Finalmente llegó a ser profesor de Ciencias Naturales (1803), dado sus estudios en esa área. Por ejemplo, publicó (1782) el Saggio sulla Storia Naturale del Cile, en el que describió por primera vez la historia natural de Chile e introdujo a la ciencia numerosas especies propias de ese país. Además, en esa obra es también el primero en mencionar las minas de Paramillos de Uspallata, de plomo, plata y zinc. Todas esas obras fueron traducidas, atrayendo considerable atención, al alemán, español, francés e inglés. En botánica es reglamentario y permisible escribir simplemente Molina cuando se hace una referencia a alguna de sus descripciones. También alcanzó el rango de miembro del Real Instituto Italiano de Ciencias, Letras y Artes y la alta dignidad de primer académico americano de la docta Academia del Instituto de las Ciencias.

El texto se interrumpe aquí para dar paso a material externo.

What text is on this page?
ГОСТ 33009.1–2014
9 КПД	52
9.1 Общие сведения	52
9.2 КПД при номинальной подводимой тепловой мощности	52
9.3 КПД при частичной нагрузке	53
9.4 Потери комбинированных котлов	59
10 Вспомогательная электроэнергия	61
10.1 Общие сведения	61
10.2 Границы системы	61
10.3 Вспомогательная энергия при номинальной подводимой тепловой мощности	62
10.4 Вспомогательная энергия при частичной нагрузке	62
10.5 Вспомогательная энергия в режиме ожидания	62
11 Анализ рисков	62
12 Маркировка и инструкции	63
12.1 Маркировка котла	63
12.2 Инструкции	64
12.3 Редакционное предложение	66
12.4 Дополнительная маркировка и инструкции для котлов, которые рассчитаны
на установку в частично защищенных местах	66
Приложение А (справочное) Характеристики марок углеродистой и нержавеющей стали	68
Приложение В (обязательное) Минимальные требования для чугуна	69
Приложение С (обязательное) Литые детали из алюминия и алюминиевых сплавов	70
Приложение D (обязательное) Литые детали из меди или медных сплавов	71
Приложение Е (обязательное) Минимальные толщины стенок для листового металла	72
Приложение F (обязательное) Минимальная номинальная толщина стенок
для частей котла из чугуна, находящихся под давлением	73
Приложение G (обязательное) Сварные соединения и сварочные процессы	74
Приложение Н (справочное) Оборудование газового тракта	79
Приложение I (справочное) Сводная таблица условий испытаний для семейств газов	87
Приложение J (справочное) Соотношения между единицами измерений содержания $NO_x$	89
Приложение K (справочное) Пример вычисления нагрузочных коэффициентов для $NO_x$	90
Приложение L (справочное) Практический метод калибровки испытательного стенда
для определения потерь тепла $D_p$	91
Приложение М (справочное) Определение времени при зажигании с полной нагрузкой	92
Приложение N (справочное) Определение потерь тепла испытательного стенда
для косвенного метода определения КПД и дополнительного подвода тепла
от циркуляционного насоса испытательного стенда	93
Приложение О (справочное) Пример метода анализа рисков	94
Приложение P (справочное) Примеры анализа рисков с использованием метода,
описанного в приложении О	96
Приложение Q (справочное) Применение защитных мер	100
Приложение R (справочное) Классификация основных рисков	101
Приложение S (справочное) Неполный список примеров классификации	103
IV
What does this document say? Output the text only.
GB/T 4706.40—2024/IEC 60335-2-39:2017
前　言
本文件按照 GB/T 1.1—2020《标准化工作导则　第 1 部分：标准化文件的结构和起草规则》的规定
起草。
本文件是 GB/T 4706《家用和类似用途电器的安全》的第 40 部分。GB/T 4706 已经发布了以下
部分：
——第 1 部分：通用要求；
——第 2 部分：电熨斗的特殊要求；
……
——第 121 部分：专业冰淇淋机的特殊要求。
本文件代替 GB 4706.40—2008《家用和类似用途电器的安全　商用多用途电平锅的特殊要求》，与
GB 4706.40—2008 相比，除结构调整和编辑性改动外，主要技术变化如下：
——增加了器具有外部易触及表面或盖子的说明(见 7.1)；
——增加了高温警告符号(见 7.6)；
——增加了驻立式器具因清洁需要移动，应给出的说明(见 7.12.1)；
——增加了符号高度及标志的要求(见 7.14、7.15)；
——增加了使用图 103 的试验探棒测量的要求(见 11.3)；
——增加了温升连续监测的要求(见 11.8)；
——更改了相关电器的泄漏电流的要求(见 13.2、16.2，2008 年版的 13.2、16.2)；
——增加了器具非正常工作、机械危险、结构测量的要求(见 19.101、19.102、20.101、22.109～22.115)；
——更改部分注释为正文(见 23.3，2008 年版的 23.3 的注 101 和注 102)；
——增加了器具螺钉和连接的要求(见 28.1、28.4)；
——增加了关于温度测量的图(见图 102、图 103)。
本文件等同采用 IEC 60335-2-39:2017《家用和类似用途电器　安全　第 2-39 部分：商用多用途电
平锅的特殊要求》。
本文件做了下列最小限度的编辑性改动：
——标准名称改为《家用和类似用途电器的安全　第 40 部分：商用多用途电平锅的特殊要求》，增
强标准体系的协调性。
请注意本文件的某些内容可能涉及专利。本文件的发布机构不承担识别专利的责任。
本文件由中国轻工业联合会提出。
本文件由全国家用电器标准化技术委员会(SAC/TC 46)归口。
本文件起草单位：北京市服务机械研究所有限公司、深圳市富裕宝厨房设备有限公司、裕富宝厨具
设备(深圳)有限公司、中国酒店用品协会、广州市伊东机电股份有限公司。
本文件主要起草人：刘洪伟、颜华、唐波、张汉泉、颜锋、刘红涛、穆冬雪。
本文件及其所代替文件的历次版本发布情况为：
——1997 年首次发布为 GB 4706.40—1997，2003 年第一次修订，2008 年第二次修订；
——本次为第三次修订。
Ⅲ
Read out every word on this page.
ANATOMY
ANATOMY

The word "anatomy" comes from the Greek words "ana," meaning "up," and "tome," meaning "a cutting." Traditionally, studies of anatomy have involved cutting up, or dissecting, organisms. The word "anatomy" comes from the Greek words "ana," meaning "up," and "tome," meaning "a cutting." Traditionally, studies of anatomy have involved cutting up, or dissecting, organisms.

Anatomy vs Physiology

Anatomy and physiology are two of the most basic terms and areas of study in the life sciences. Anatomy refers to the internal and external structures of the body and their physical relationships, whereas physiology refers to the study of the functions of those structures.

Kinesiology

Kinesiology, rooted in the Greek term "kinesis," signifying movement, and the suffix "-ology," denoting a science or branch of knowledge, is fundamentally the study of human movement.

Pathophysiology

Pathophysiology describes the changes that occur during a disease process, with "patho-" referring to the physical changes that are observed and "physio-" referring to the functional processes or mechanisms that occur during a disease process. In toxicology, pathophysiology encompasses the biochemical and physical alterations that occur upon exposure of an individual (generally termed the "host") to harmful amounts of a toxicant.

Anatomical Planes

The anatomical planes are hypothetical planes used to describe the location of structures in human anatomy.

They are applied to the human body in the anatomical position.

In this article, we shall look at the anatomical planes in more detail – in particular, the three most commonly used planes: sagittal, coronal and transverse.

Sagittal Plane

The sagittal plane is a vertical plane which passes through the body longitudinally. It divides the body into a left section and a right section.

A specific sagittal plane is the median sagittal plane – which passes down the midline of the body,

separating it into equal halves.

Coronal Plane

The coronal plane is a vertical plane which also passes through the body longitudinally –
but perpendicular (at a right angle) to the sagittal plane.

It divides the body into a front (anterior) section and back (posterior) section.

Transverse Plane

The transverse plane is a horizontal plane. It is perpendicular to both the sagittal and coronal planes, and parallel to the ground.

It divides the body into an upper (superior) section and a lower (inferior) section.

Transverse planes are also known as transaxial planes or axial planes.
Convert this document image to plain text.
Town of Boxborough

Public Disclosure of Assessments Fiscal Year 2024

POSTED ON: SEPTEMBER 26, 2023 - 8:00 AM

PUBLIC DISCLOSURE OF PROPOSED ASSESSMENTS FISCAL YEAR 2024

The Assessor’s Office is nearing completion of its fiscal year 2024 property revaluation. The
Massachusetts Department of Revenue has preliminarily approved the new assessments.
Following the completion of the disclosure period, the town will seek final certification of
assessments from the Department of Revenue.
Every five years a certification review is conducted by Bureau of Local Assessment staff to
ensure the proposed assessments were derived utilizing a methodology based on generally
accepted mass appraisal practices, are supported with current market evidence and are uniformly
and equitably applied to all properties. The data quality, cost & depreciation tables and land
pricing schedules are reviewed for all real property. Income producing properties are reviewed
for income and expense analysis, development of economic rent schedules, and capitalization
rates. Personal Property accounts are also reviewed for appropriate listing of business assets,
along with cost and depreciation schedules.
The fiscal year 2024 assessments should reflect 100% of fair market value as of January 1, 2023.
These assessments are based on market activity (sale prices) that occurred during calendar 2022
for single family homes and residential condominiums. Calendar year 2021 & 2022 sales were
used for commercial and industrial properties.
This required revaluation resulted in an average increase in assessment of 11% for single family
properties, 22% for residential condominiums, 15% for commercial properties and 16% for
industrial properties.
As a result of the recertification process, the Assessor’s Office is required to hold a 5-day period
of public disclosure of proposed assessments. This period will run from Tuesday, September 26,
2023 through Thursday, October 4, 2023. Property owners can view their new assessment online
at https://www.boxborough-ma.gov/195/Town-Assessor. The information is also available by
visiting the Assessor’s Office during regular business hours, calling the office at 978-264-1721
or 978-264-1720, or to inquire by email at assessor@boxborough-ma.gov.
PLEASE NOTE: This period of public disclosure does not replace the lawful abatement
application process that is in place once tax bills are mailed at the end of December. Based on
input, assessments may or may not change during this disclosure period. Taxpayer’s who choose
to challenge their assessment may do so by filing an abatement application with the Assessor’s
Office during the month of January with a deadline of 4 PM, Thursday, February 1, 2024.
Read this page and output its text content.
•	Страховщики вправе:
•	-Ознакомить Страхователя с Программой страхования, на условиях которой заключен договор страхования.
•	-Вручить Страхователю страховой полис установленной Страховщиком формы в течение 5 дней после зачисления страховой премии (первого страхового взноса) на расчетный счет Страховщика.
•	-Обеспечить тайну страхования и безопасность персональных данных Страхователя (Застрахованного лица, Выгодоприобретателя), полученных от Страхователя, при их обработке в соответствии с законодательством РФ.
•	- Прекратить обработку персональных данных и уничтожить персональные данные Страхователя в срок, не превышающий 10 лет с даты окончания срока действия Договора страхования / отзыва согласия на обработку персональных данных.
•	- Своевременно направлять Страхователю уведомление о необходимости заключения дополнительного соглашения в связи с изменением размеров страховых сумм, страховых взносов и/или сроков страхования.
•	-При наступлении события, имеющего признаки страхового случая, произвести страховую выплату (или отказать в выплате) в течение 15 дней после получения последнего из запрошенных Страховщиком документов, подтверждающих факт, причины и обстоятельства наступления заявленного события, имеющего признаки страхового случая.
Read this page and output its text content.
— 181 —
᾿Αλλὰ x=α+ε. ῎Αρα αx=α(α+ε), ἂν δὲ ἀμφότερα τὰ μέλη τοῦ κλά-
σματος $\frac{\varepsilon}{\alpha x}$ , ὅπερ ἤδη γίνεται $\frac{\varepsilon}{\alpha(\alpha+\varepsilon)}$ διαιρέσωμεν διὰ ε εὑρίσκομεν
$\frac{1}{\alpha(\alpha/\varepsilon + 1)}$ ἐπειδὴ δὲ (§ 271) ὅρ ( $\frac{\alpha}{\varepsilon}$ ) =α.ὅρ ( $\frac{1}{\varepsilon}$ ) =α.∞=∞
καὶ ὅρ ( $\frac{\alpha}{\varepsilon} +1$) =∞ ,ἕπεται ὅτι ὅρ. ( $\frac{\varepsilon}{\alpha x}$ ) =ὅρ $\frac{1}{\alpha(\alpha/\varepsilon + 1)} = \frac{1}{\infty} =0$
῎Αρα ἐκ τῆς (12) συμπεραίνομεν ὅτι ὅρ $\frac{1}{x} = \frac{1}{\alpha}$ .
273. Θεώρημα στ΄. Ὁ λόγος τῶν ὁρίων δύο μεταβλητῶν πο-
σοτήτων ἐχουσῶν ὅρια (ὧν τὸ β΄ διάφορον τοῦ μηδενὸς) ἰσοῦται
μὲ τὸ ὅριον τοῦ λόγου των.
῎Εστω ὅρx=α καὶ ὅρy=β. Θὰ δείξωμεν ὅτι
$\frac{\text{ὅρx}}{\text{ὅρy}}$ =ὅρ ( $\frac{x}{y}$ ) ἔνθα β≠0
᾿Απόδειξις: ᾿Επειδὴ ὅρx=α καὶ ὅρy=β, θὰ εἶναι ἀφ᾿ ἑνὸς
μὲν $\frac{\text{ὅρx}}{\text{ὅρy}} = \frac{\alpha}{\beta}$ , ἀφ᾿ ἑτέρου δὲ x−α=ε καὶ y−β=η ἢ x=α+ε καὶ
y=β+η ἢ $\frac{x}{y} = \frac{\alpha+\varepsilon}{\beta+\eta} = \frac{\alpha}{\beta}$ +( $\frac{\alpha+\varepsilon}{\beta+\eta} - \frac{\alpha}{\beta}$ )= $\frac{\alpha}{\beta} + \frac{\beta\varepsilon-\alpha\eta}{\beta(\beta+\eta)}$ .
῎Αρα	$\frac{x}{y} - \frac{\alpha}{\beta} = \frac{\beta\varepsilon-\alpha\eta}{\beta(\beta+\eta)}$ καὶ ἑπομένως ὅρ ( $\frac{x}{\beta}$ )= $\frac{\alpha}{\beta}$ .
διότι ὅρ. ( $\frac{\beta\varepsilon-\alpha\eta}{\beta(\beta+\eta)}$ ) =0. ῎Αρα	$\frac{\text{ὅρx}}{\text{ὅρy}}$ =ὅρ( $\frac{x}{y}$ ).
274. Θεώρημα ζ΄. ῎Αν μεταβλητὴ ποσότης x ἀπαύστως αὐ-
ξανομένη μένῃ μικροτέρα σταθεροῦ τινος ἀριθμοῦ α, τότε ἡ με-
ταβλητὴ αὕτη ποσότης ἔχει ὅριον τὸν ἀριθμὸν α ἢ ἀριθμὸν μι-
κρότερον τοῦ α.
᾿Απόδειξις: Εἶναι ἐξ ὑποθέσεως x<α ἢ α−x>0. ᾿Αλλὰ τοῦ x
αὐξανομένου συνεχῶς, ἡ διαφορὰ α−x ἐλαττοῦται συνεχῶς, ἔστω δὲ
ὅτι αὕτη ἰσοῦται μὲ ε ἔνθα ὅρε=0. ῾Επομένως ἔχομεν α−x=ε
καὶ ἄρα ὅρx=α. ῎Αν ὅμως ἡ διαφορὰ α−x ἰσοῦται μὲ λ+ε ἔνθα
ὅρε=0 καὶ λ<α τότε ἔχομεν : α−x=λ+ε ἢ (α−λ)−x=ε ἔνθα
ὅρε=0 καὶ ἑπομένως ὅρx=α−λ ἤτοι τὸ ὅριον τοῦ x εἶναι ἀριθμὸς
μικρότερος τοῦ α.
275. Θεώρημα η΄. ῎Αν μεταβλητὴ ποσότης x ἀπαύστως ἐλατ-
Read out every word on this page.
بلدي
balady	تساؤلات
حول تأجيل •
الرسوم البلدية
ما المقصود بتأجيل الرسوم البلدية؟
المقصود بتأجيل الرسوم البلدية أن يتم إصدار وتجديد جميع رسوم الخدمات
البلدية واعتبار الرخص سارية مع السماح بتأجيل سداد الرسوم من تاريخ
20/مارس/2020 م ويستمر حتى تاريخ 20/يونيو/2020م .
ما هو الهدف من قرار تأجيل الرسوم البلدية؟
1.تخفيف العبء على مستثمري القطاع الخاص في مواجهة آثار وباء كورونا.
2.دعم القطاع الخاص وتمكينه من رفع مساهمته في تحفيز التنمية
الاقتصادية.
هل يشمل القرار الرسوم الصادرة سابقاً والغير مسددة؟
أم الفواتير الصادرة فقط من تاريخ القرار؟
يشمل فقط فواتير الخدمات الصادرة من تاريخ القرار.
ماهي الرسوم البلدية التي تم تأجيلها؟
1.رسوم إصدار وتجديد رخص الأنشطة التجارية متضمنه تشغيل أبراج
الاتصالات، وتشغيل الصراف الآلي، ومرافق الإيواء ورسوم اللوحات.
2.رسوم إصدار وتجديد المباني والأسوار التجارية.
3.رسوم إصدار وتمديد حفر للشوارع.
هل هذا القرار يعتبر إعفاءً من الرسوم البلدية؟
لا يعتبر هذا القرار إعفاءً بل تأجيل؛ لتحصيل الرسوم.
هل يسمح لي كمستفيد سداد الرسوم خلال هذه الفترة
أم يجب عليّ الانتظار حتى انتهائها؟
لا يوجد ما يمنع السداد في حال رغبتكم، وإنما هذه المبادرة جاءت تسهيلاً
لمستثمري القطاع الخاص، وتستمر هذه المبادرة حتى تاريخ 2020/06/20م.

Todavía de considerable interés y más controversial son sus Analogías menos observadas de los tres reinos de la Naturaleza (1815) y Sobre la propagación del género humano en las diversas partes de la tierra (1818). En la primera propuso —más de cuatro décadas antes que Darwin— una teoría de la evolución gradual. De acuerdo a su proposición, el Creador organizó la naturaleza no en tres reinos (animal, mineral, vegetal) totalmente distintos, sino como una cadena continua de organización, sin pasos o quiebres bruscos, en «tres especies de vida, esto es, la vida formativa, la vegetativa y la sensitiva; de modo que la primera, destinada a los minerales, participe en algún grado de la segunda, propia de los vegetales, y esta, de la tercera, asignada a los animales». Así por ejemplo, los minerales cristalinos anteceden las formas vegetales más simples. Y las organizaciones vegetales complejas dan paso a las animales. En la segunda obra mencionada, Molina propuso la tesis de que las diferencias físicas observables en la raza humana se deben a factores climáticos y geográficos.

El impacto que tales ideas causaron fue tal que un mismo ex estudiante de Molina lo acusó de herejía y el obispo de Bolonia ordenó que un consejo de teólogos examinara su obra. Afortunadamente para él, ese comité no encontró nada contra la fe en sus escritos y autorizó su publicación. A pesar de esto, sus Analogías no fueron publicadas por mucho tiempo, conservándose en Italia solo su original en castellano. Se puede argumentar que esto privó a Darwin —quien cita a Molina numerosas veces— y a sus partidarios de poderosos antecedentes y argumentos y le costó a Molina mismo la posibilidad de ser conocido como uno de los precursores de la teoría de evolución.